UNITED STATES COURT OF APPEALS FOR THE FIFTH CIRCUIT
Jul 17, 2018
896 F.3d 693 (5th Cir. 2018)

Summary

affirming dismissal of Title VII claim when plaintiff waited only 178 days, "two days shy of the statutorily-mandated 180 days"

Summary of this case from Tapley v. Simplifile, LC

Opinion

No. 17-30373

07-17-2018

John F. STROY, Plaintiff–Appellant, v. Sloan GIBSON, Interim Secretary ON BEHALF OF DEPARTMENT OF VETERANS AFFAIRS, Defendant–Appellee.
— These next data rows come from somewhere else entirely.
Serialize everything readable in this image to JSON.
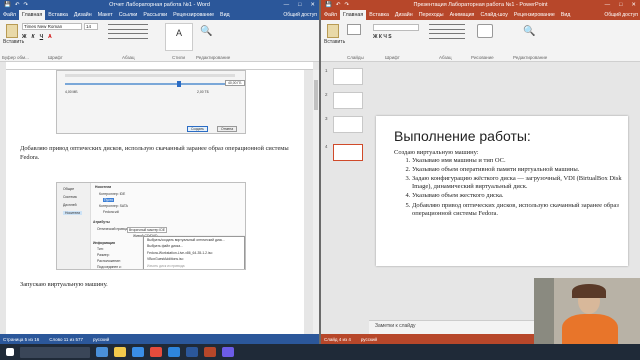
{
  "word": {
    "title": "Отчет Лабораторная работа №1 - Word",
    "tabs": [
      "Файл",
      "Главная",
      "Вставка",
      "Дизайн",
      "Макет",
      "Ссылки",
      "Рассылки",
      "Рецензирование",
      "Вид"
    ],
    "active_tab": "Главная",
    "shared": "Общий доступ",
    "clipboard": {
      "paste": "Вставить",
      "group": "Буфер обм..."
    },
    "font": {
      "name": "Times New Roman",
      "size": "14",
      "group": "Шрифт"
    },
    "groups": {
      "paragraph": "Абзац",
      "styles": "Стили",
      "editing": "Редактирование"
    },
    "doc": {
      "paragraph1": "Добавляю привод оптических дисков, использую скачанный заранее образ операционной системы Fedora.",
      "paragraph2": "Запускаю виртуальную машину.",
      "shot1": {
        "val1": "4,00 МБ",
        "val2": "2,00 ТБ",
        "field": "40,00 ГБ",
        "create": "Создать",
        "cancel": "Отмена"
      },
      "shot2": {
        "media_title": "Носители",
        "left_items": [
          "Общие",
          "Система",
          "Дисплей",
          "Носители"
        ],
        "storage": [
          "Контроллер: IDE",
          "Пусто",
          "Контроллер: SATA",
          "Fedora.vdi"
        ],
        "attrs_title": "Атрибуты",
        "optical_drive": "Оптический привод:",
        "drive_value": "Вторичный мастер IDE",
        "live": "Живой CD/DVD",
        "info_title": "Информация",
        "info_rows": [
          "Тип:",
          "Размер:",
          "Расположение:",
          "Подсоединен к:"
        ],
        "menu": [
          "Выбрать/создать виртуальный оптический диск...",
          "Выбрать файл диска...",
          "Fedora-Workstation-Live-x86_64-35-1.2.iso",
          "VBoxGuestAdditions.iso",
          "Изъять диск из привода"
        ]
      }
    },
    "status": {
      "page": "Страница 5 из 16",
      "words": "Слово 11 из 577",
      "lang": "русский"
    }
  },
  "ppt": {
    "title": "Презентация Лабораторная работа №1 - PowerPoint",
    "tabs": [
      "Файл",
      "Главная",
      "Вставка",
      "Дизайн",
      "Переходы",
      "Анимация",
      "Слайд-шоу",
      "Рецензирование",
      "Вид"
    ],
    "active_tab": "Главная",
    "shared": "Общий доступ",
    "groups": {
      "paste": "Вставить",
      "slides": "Слайды",
      "font": "Шрифт",
      "paragraph": "Абзац",
      "drawing": "Рисование",
      "editing": "Редактирование"
    },
    "thumb_numbers": [
      "1",
      "2",
      "3",
      "4"
    ],
    "selected_slide": "4",
    "slide": {
      "title": "Выполнение работы:",
      "intro": "Создаю виртуальную машину:",
      "items": [
        "Указываю имя машины и тип ОС.",
        "Указываю объем оперативной памяти виртуальной машины.",
        "Задаю конфигурацию жёсткого диска — загрузочный, VDI (BirtualBox Disk Image), динамический виртуальный диск.",
        "Указываю объем жесткого диска.",
        "Добавляю привод оптических дисков, использую скачанный заранее образ операционной системы Fedora."
      ]
    },
    "notes": "Заметки к слайду",
    "status": {
      "slide": "Слайд 4 из 4",
      "lang": "русский"
    }
  },
  "colors": {
    "word_blue": "#2b579a",
    "ppt_red": "#b7472a",
    "taskbar": "#1f2a38"
  }
}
Joseph Arthur Smith, III, Esq., Smith Law Firm, Baton Rouge, LA, for Plaintiff–Appellant Katherine Wharton Vincent, Esq., Assistant U.S. Attorney, U.S. Attorney's Office, Western District of Louisiana, Lafayette, LA, for Defendant–Appellee.


Joseph Arthur Smith, III, Esq., Smith Law Firm, Baton Rouge, LA, for Plaintiff–Appellant

Katherine Wharton Vincent, Esq., Assistant U.S. Attorney, U.S. Attorney's Office, Western District of Louisiana, Lafayette, LA, for Defendant–Appellee.

Before ELROD, COSTA, and HO, Circuit Judges.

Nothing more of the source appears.